Inklusiv: Ausstellung im Aukloster Monschau

Ausstellung im Aukloster Monschau : Bei der Kunst klappt die Inklusion

„Kunst kann Inklusion“, lautet das Motto einer außergewöhnlichen Ausstellung, die am Wochenende im Aukloster Monschau eröffnet wurde. Viele Einrichtungen und Initiatoren fanden auf künstlerischer Ebene einen gemeinsamen Nenner und trugen die sehenswerte Ausstellung mit rund 30 mitwirkenden Künstlern und Künstlerinnen zusammen.

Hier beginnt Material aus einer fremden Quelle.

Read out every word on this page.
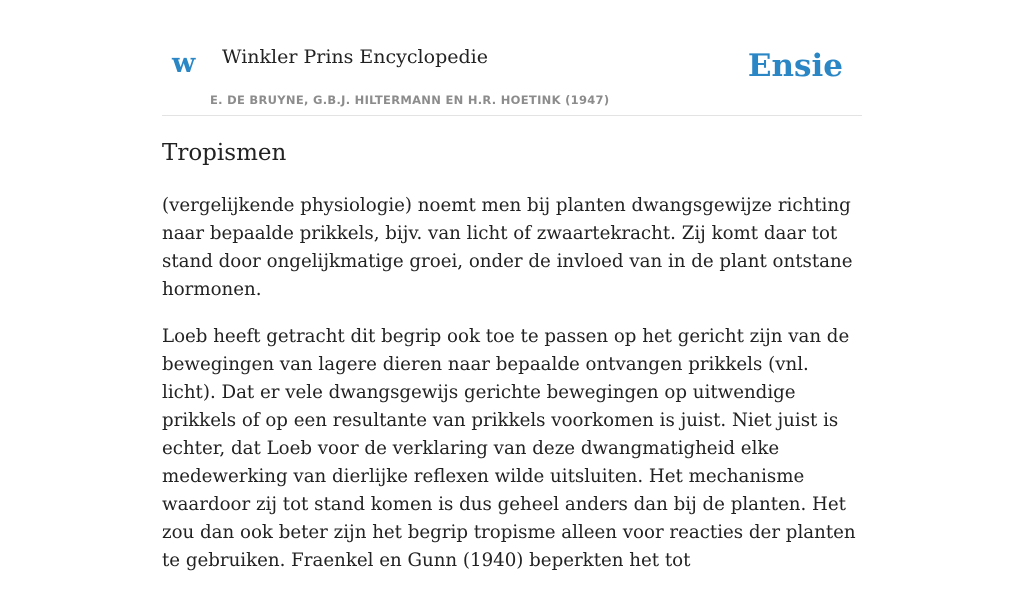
w Winkler Prins Encyclopedie
E. DE BRUYNE, G.B.J. HILTERMANN EN H.R. HOETINK (1947)
Ensie
Tropismen

(vergelijkende physiologie) noemt men bij planten dwangsgewijze richting naar bepaalde prikkels, bijv. van licht of zwaartekracht. Zij komt daar tot stand door ongelijkmatige groei, onder de invloed van in de plant ontstane hormonen.

Loeb heeft getracht dit begrip ook toe te passen op het gericht zijn van de bewegingen van lagere dieren naar bepaalde ontvangen prikkels (vnl. licht). Dat er vele dwangsgewijs gerichte bewegingen op uitwendige prikkels of op een resultante van prikkels voorkomen is juist. Niet juist is echter, dat Loeb voor de verklaring van deze dwangmatigheid elke medewerking van dierlijke reflexen wilde uitsluiten. Het mechanisme waardoor zij tot stand komen is dus geheel anders dan bij de planten. Het zou dan ook beter zijn het begrip tropisme alleen voor reacties der planten te gebruiken. Fraenkel en Gunn (1940) beperkten het tot
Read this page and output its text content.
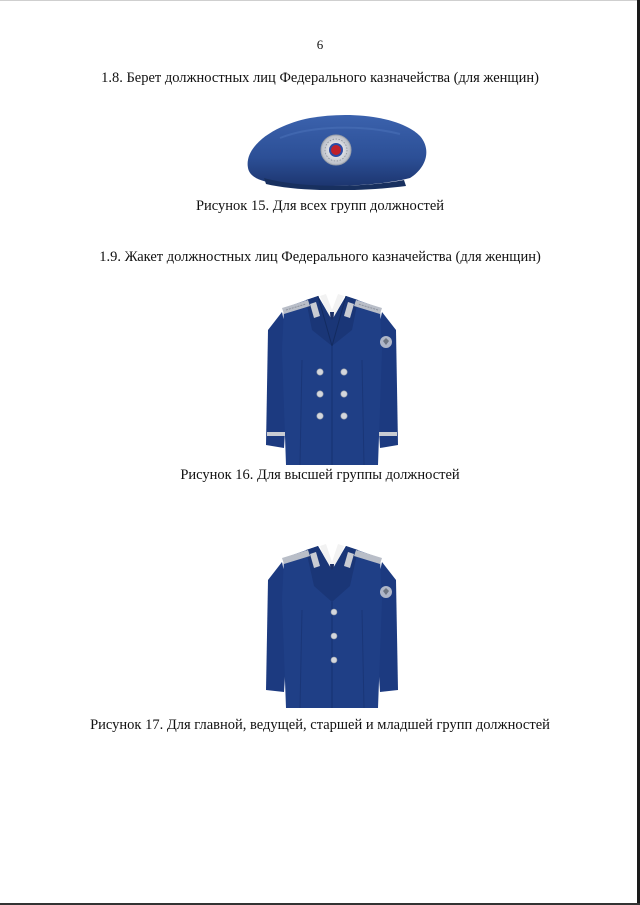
6
1.8. Берет должностных лиц Федерального казначейства (для женщин)
Рисунок 15. Для всех групп должностей
1.9. Жакет должностных лиц Федерального казначейства (для женщин)
Рисунок 16. Для высшей группы должностей
Рисунок 17. Для главной, ведущей, старшей и младшей групп должностей
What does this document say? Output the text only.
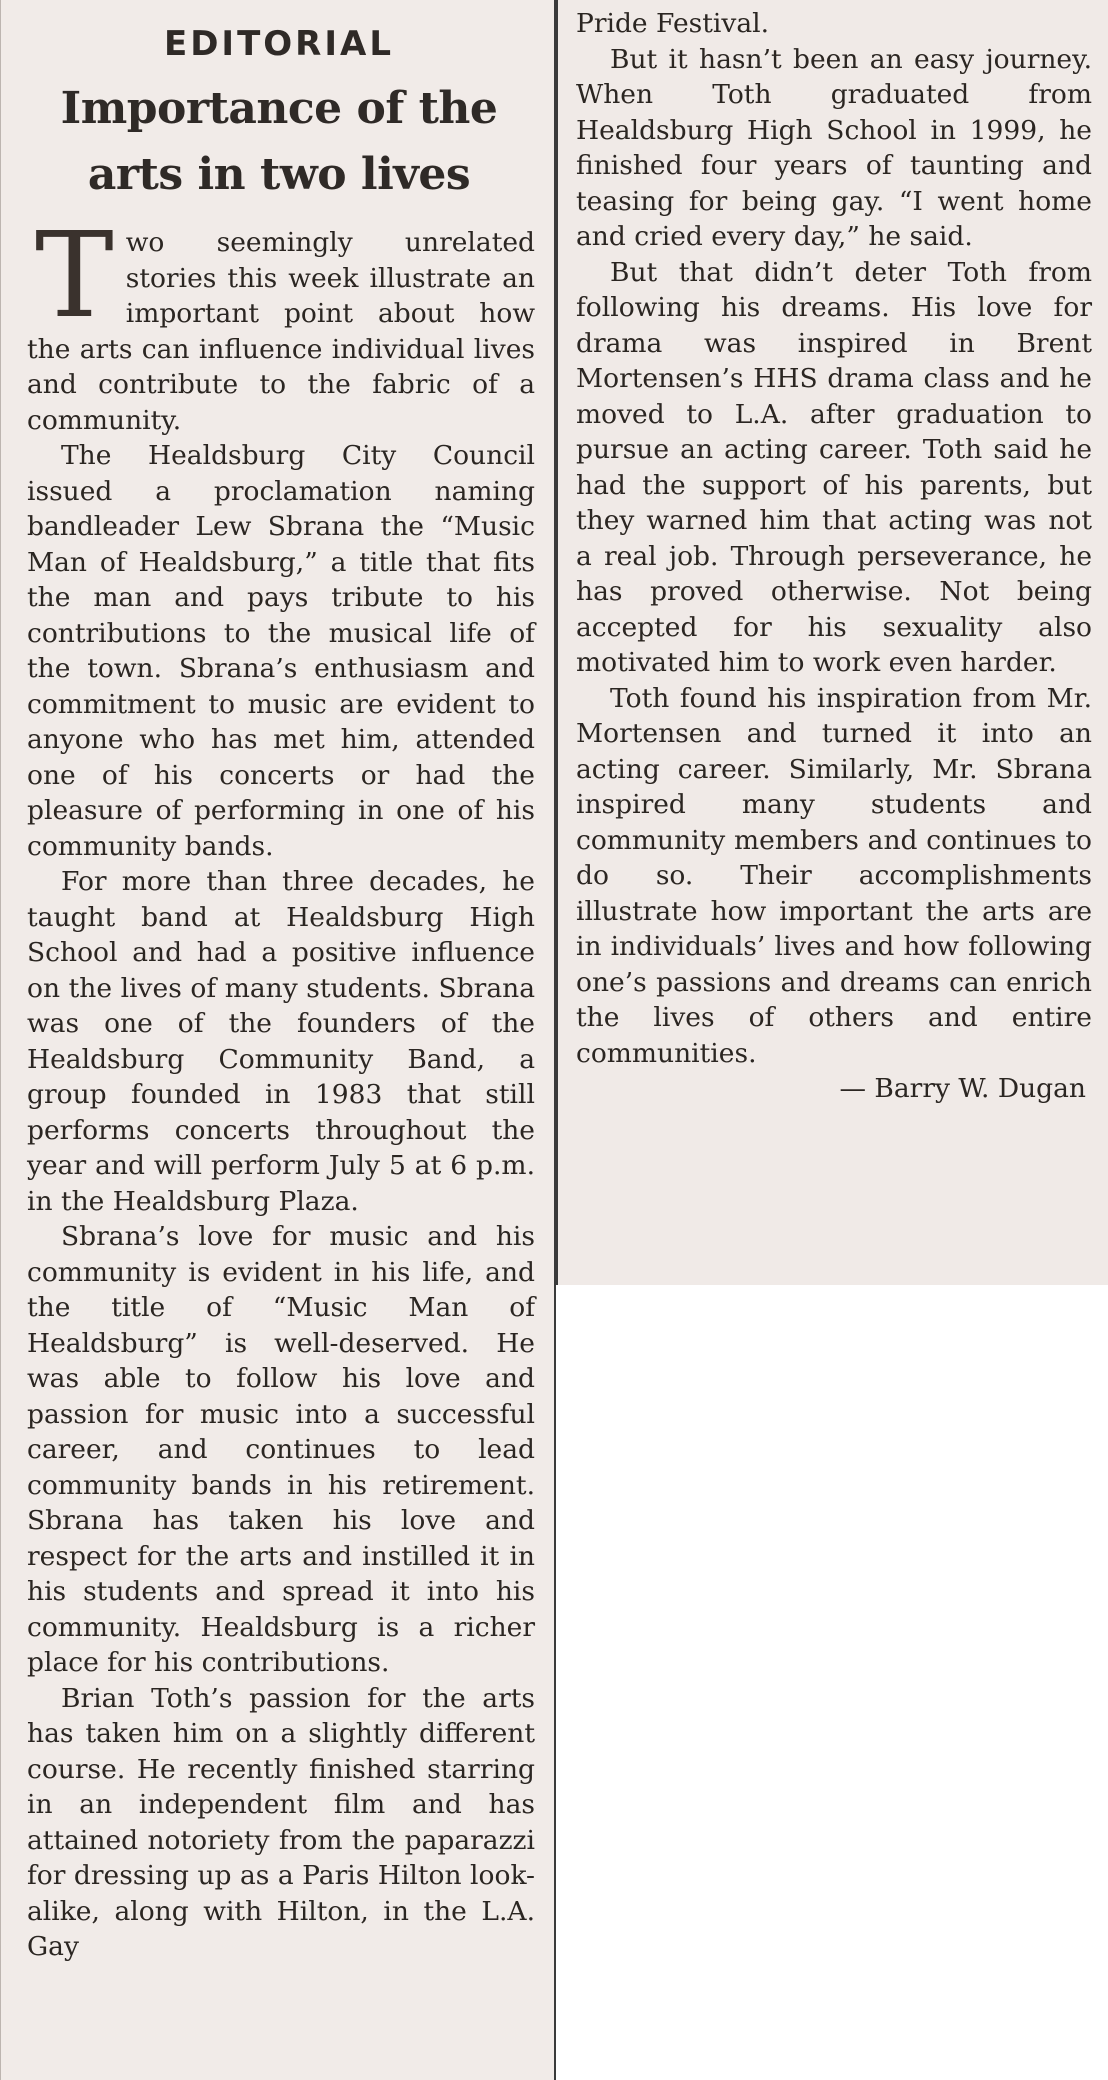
EDITORIAL
Importance of the arts in two lives

Two seemingly unrelated stories this week illustrate an important point about how the arts can influence individual lives and contribute to the fabric of a community.

The Healdsburg City Council issued a proclamation naming bandleader Lew Sbrana the “Music Man of Healdsburg,” a title that fits the man and pays tribute to his contributions to the musical life of the town. Sbrana’s enthusiasm and commitment to music are evident to anyone who has met him, attended one of his concerts or had the pleasure of performing in one of his community bands.

For more than three decades, he taught band at Healdsburg High School and had a positive influence on the lives of many students. Sbrana was one of the founders of the Healdsburg Community Band, a group founded in 1983 that still performs concerts throughout the year and will perform July 5 at 6 p.m. in the Healdsburg Plaza.

Sbrana’s love for music and his community is evident in his life, and the title of “Music Man of Healdsburg” is well-deserved. He was able to follow his love and passion for music into a successful career, and continues to lead community bands in his retirement. Sbrana has taken his love and respect for the arts and instilled it in his students and spread it into his community. Healdsburg is a richer place for his contributions.

Brian Toth’s passion for the arts has taken him on a slightly different course. He recently finished starring in an independent film and has attained notoriety from the paparazzi for dressing up as a Paris Hilton look-alike, along with Hilton, in the L.A. Gay

Pride Festival.

But it hasn’t been an easy journey. When Toth graduated from Healdsburg High School in 1999, he finished four years of taunting and teasing for being gay. “I went home and cried every day,” he said.

But that didn’t deter Toth from following his dreams. His love for drama was inspired in Brent Mortensen’s HHS drama class and he moved to L.A. after graduation to pursue an acting career. Toth said he had the support of his parents, but they warned him that acting was not a real job. Through perseverance, he has proved otherwise. Not being accepted for his sexuality also motivated him to work even harder.

Toth found his inspiration from Mr. Mortensen and turned it into an acting career. Similarly, Mr. Sbrana inspired many students and community members and continues to do so. Their accomplishments illustrate how important the arts are in individuals’ lives and how following one’s passions and dreams can enrich the lives of others and entire communities.

— Barry W. Dugan
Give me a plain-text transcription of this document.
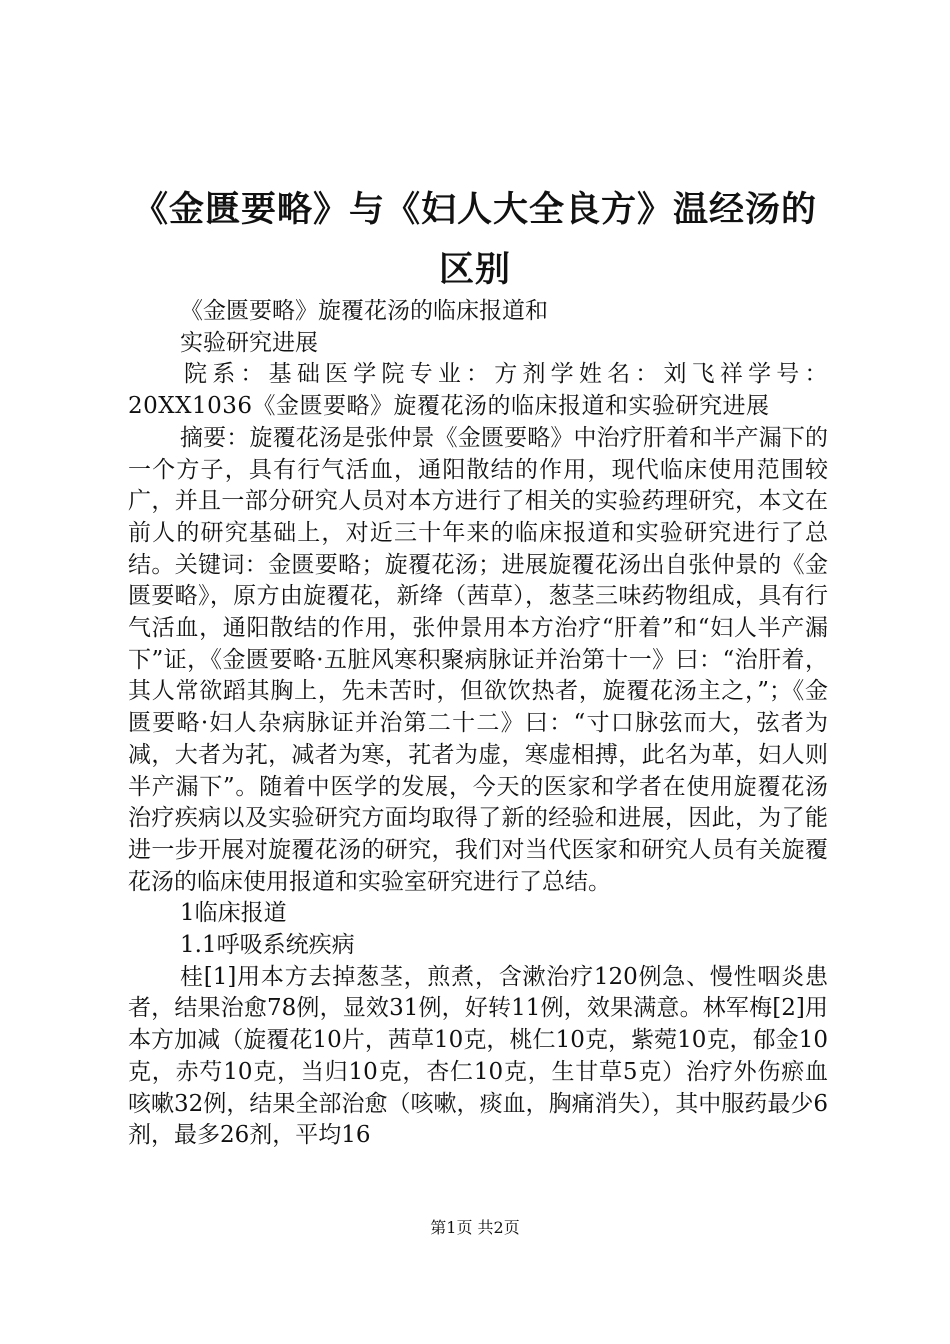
《金匮要略》与《妇人大全良方》温经汤的区别

《金匮要略》旋覆花汤的临床报道和

实验研究进展

院系：基础医学院专业：方剂学姓名：刘飞祥学号：20XX1036《金匮要略》旋覆花汤的临床报道和实验研究进展

摘要：旋覆花汤是张仲景《金匮要略》中治疗肝着和半产漏下的一个方子，具有行气活血，通阳散结的作用，现代临床使用范围较广，并且一部分研究人员对本方进行了相关的实验药理研究，本文在前人的研究基础上，对近三十年来的临床报道和实验研究进行了总结。关键词：金匮要略；旋覆花汤；进展旋覆花汤出自张仲景的《金匮要略》，原方由旋覆花，新绛（茜草），葱茎三味药物组成，具有行气活血，通阳散结的作用，张仲景用本方治疗“肝着”和“妇人半产漏下”证，《金匮要略·五脏风寒积聚病脉证并治第十一》曰：“治肝着，其人常欲蹈其胸上，先未苦时，但欲饮热者，旋覆花汤主之，”；《金匮要略·妇人杂病脉证并治第二十二》曰：“寸口脉弦而大，弦者为减，大者为芤，减者为寒，芤者为虚，寒虚相搏，此名为革，妇人则半产漏下”。随着中医学的发展，今天的医家和学者在使用旋覆花汤治疗疾病以及实验研究方面均取得了新的经验和进展，因此，为了能进一步开展对旋覆花汤的研究，我们对当代医家和研究人员有关旋覆花汤的临床使用报道和实验室研究进行了总结。

1临床报道

1.1呼吸系统疾病

桂[1]用本方去掉葱茎，煎煮，含漱治疗120例急、慢性咽炎患者，结果治愈78例，显效31例，好转11例，效果满意。林军梅[2]用本方加减（旋覆花10片，茜草10克，桃仁10克，紫菀10克，郁金10克，赤芍10克，当归10克，杏仁10克，生甘草5克）治疗外伤瘀血咳嗽32例，结果全部治愈（咳嗽，痰血，胸痛消失），其中服药最少6剂，最多26剂，平均16

第1页 共2页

Nachdem die Gemeinschaftsausstellung bereits vor anderthalb Jahren in der Abtei Rolduc in Kerkrade, dann vor einem Jahr in den Räumen der Hodiamont-Stiftung im belgischen Baelen zu sehen war, endet die Kunstreise nun in Monschau, vor Ort unterstützt vom Veranstalter, dem Kunst- und Kulturverein Haus Troistorff. Martha Angelika Felicitas (MAF) Räderscheidt aus Schleiden und Antonio Nunez aus Aachen begleiteten die kreativ tätigen Künstlergruppen der Lebenshilfe Aachen (Willsosein“) , der Kokobe Nordeifel („Miteinander“) und der Caritas-Werkstatt Imgenbroich beim Entstehungsprozess der Bilder, und sie zeigen auch selbst eine Reihe ihrer Arbeiten.

Zahlreiche Gäste fanden sich zur Vernissage im Kreuzgang des Auklosters ein. „Vielerorts hat die Inklusion ja nicht funktioniert, aber bei der Kunst hat sie geklappt.“, freut sich Dr. Hajo Peters, der Vorsitzende des Kunst- und Kulturvereins Haus Troistorff über das gelungene Projekt des gemeinsamen Malens. „Die freie künstlerische Entfaltung war für uns der wichtigste Gedanke“, unterstreicht MAF Räderscheidt. Deshalb suche man auch vergeblich nach Titeln und Namen unter den Werken, womit der Gemeinschaftsgedanke der Ausstellung unterstrichen werden solle.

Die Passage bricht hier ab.